Dible and his wife appealed to the 9th Circuit, which originally affirmed Teilborg’s ruling in September 2007 and then issued its amended opinion on Feb. 1, 2008. (The amended opinion “revoked” two paragraphs and substituted new ones.)

Judge Ferdinand F. Fernandez reasoned that the analysis was controlled largely by the U.S. Supreme Court’s 2004 decision in City of San Diego v. Roe. In Roe, the Court rejected the free-speech claim of a police officer who sold videos of himself stripping off a police uniform and masturbating.

Dible had contended that Roe was different from his case because — unlike Roe — Dible had taken great pains not to identify himself as a police officer. The 9th Circuit was not persuaded, writing: “In any event, Ronald Dible’s attempts to conceal his activity came to nought and do not distinguish the underlying situation in Roe. Many a rule breaker does so clandestinely in the hope that his violations will not come to light and have untoward consequences.”
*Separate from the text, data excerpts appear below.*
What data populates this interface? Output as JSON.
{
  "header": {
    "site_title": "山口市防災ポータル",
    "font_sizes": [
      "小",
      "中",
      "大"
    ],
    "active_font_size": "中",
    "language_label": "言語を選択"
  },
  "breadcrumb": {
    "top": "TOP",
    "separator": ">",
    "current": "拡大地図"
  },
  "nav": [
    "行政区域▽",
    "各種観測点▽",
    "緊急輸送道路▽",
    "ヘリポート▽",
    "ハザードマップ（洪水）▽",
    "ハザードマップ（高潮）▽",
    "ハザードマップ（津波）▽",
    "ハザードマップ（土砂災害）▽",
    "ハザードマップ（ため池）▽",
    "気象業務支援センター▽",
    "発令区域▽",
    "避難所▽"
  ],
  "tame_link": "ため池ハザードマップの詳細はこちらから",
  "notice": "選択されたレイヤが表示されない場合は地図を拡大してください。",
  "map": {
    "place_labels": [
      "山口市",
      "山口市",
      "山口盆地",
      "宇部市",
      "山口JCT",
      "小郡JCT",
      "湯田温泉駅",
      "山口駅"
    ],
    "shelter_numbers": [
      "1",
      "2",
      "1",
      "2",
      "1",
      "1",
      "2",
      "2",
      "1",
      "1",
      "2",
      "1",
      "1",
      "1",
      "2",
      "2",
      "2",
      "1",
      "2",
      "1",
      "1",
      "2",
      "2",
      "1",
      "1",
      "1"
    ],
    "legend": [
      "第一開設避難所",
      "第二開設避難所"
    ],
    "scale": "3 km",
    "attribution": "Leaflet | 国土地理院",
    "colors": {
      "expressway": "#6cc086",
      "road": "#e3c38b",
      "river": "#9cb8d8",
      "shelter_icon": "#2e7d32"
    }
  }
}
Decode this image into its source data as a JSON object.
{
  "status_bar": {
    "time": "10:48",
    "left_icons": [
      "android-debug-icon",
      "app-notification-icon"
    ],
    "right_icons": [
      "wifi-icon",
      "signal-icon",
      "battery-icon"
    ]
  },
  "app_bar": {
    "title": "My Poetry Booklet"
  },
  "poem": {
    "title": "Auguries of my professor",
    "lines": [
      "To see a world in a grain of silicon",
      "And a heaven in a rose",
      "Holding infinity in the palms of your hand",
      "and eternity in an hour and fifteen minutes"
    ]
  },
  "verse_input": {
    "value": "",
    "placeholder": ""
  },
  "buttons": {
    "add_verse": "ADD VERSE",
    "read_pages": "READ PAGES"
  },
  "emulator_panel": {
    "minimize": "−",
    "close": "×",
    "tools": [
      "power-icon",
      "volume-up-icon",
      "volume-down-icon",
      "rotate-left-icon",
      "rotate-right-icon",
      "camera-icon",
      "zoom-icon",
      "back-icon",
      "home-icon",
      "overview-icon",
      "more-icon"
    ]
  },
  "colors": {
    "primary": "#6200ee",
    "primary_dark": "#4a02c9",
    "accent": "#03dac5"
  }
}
Fernandez applied the Court’s Pickering-Connick test for evaluating public employee free-speech claims, drawn from the Court’s decisions in Pickering v. Board of Education (1968) and Connick v. Myers (1983). That test first requires a public employee to establish that he or she was speaking on a matter of public concern or importance. If the employee meets this threshold prong, then courts balance the employee’s free-speech rights against the employer’s rights to a disruption-free workplace.

Fernandez reasoned that Dible could not satisfy the public-concern test: “His activities were simply vulgar and indecent. They did not contribute speech on a matter of public concern.”

Dible argued that the city and police officials violated his First Amendment rights because they punished him for off-duty, private expression that is controlled by United States v. National Treasury Employees Union (1995), rather than Pickering-Connick. In NTEU, the Supreme Court invalidated an honoraria ban on federal employees for their speeches and writings. “Federal employees who write for publication in their spare time have made significant contributions to the marketplace of ideas,” the Court wrote.

Judge Fernandez acknowledged that it was not clear from the Supreme Court whether there is a public-concern requirement for analysis under NTEU for non-employment-related speech by public employees. However, Fernandez said resolving this issue was unnecessary, because the police department’s interests outweighed the Dibles’ free-speech rights.

“The public expects officers to behave with a high level of propriety, and, unsurprisingly, is outraged when they do not,” he wrote. “The law and their own safety demand that they be given a degree of respect, and the sleazy activities of Ronald and Megan Dible could not help but undermine that respect.”

Fernandez noted that other members of the police department suffered “denigration” by the public after the Dibles’ Web site became known. The department also said the site would hurt recruitment of female officers. He concluded that “whether Ronald Dible’s activities were related to his employment rights or not, the City could discipline him for those activities without violating his First Amendment rights.”

Judge William C. Canby Jr. wrote separately, disagreeing with the majority’s analysis but ultimately concurring with the judgment. Canby reasoned that “it makes little sense to impose the public concern requirement for the protection of unrelated speech.”

He also questioned the alleged disruption, which he characterized as “minimal,” caused by the Dibles’ Web site. He said the majority’s analysis amounted to a rule that “empowers the heckler to veto the speech, and is inconsistent with the First Amendment.” Canby reasoned that police officers’ private expression should not be prohibited simply because some members of the public vigorously disapprove of it. “It is far better to adopt a rule that protects off-duty speech unrelated to employment when the speech itself causes no internal problems,” he wrote.

However, Canby still concurred in the judgment because he believed that Dible could be fired for making false statements to police investigators.